Disabling floating point denormals

Spasi · August 1, 2015, 9:56pm

[quote=“erikd,post:17,topic:55196”]
Thanks, I think I’ll add this to LWJGL 3.

erikd · August 1, 2015, 10:17pm

That would be great!

Spasi · August 2, 2015, 11:28am

The latest LWJGL build (3.0.0b #9) includes bindings to the SSE control register macros. Example code:

import static org.lwjgl.system.simd.SSE.*;
import static org.lwjgl.system.simd.SSE3.*;

// ...

_MM_SET_EXCEPTION_STATE(0);
// ...fp math here...
if ( (_MM_GET_EXCEPTION_STATE() & _MM_EXCEPT_DENORM) != 0 ) {
	// above code underflows to denormal fp
}

// enable flush-to-zero and denormals-are-zero modes
_MM_SET_FLUSH_ZERO_MODE(_MM_FLUSH_ZERO_ON);
_MM_SET_DENORMALS_ZERO_MODE(_MM_DENORMALS_ZERO_ON);

erikd · August 2, 2015, 8:27pm

Nice
Does it already work on Linux & Mac too?

Spasi · August 2, 2015, 8:29pm

It works on Linux. It compiled on Mac (on Travis CI) but I haven’t tested yet.

theagentd · August 2, 2015, 8:32pm

Can you clarify a little what this is useful for?

Spasi · August 2, 2015, 8:37pm

[quote=“theagentd,post:26,topic:55196”]
erikd explained it in his first post. Basically you can get hit by really bad performance if your fp math code encounters too many denormals. In his case it’s quite common, but it might not be affecting other code at all. You can use this snippet to test for it:

_MM_SET_EXCEPTION_STATE(0);
// ...fp math here...
if ( (_MM_GET_EXCEPTION_STATE() & _MM_EXCEPT_DENORM) != 0 ) {
   // above code underflows to denormal fp
}

erikd · August 2, 2015, 9:17pm

I suppose for games it’s normally a non-issue. Maybe in some cases where you for example calculate physics where ‘ground-level’ is usually at 0 then denormals can hit you, but I suppose that’s a corner case (and easy to work around).
But as soon as you start doing real-time audio processing in your games, being able to enable ‘flush-to-zero’ mode is really nice to have.

Spasi · August 2, 2015, 9:17pm

and the test failed. On Linux, it crashed (on a very different JVM version though). Searched a bit and the problem ended up being [icode]-Xcheck:jni[/icode] used by the test suite. Without it, the test passes on all OSes. A good description of why this happens can be found here.

erikd · August 2, 2015, 9:30pm

That’s interesting.
What I understand of it is that the JVM actively discourages changing such flags, is that correct?

Spasi · August 2, 2015, 10:30pm

Yes, you’re allowed to change MXCSR inside a JNI call, but you have to change it back before returning.
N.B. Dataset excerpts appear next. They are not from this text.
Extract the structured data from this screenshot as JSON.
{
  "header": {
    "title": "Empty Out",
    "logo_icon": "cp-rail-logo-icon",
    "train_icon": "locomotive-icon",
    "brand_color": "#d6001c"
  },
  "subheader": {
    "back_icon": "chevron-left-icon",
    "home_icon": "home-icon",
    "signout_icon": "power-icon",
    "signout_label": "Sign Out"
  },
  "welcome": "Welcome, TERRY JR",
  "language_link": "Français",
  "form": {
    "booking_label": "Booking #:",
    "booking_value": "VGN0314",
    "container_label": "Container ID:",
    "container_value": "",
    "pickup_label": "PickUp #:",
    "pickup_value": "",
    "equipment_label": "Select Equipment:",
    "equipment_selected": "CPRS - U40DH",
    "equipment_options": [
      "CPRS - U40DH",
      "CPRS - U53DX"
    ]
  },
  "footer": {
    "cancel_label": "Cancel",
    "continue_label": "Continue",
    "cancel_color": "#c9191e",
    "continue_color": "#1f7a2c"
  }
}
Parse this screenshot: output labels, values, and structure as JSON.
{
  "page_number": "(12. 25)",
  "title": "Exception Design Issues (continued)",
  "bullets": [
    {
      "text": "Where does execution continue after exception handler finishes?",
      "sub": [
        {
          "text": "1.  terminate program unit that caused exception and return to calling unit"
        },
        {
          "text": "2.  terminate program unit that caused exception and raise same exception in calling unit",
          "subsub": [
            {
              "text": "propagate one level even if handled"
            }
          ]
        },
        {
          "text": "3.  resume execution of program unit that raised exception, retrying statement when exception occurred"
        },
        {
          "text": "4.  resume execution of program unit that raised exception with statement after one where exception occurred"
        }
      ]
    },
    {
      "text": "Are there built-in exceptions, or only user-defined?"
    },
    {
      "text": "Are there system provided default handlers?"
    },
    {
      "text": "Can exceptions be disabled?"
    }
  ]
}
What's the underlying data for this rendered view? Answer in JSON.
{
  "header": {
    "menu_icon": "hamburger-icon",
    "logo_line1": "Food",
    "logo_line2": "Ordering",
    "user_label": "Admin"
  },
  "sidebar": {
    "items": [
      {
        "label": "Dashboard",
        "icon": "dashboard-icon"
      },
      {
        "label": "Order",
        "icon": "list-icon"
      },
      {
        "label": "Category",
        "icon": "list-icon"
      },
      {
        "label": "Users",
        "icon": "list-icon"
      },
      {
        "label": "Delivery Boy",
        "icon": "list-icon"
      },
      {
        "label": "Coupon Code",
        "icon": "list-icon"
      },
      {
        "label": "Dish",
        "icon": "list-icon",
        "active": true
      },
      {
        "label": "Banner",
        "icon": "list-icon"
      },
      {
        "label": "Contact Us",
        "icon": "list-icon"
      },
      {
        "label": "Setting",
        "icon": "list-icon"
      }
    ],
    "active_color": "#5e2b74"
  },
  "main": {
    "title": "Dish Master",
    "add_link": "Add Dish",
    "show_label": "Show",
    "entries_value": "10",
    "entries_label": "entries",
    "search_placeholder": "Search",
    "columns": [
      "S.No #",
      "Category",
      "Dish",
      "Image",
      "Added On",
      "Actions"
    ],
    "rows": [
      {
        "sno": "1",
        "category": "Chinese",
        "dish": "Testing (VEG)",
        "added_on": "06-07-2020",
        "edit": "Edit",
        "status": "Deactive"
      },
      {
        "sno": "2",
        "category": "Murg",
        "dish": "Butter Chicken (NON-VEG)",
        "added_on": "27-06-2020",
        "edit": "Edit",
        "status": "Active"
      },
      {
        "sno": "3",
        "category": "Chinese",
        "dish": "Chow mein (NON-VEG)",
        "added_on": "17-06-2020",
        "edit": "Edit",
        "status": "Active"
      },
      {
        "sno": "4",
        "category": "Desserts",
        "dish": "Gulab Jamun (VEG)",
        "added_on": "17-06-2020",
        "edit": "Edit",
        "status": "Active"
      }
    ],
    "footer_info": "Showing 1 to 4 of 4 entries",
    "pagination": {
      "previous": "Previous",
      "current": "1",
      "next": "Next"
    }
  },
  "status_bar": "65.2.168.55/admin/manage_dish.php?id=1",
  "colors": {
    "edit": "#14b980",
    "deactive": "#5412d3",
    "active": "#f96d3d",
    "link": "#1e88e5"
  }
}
Enabling FTZ and DAZ like above is against the JVM specs and likely to cause issues. But I don’t think it’s really that dangerous. The register has thread scope, it won’t affect anything other than the thread in which you enable FTZ/DAZ.

erikd · August 2, 2015, 10:53pm

But the whole point is that it stays enabled when you return, right?
So just for my (perhaps slow) understanding, does this mean you might have to set some non-standard flags on the JVM to stop it from enforcing default settings there? Or is it just a testing issue?

Spasi · August 3, 2015, 6:13am

[quote=“erikd,post:32,topic:55196”]
Yes, the point is to have it stay enabled so that it works with the fp code the JVM runs, not just inside the JNI call.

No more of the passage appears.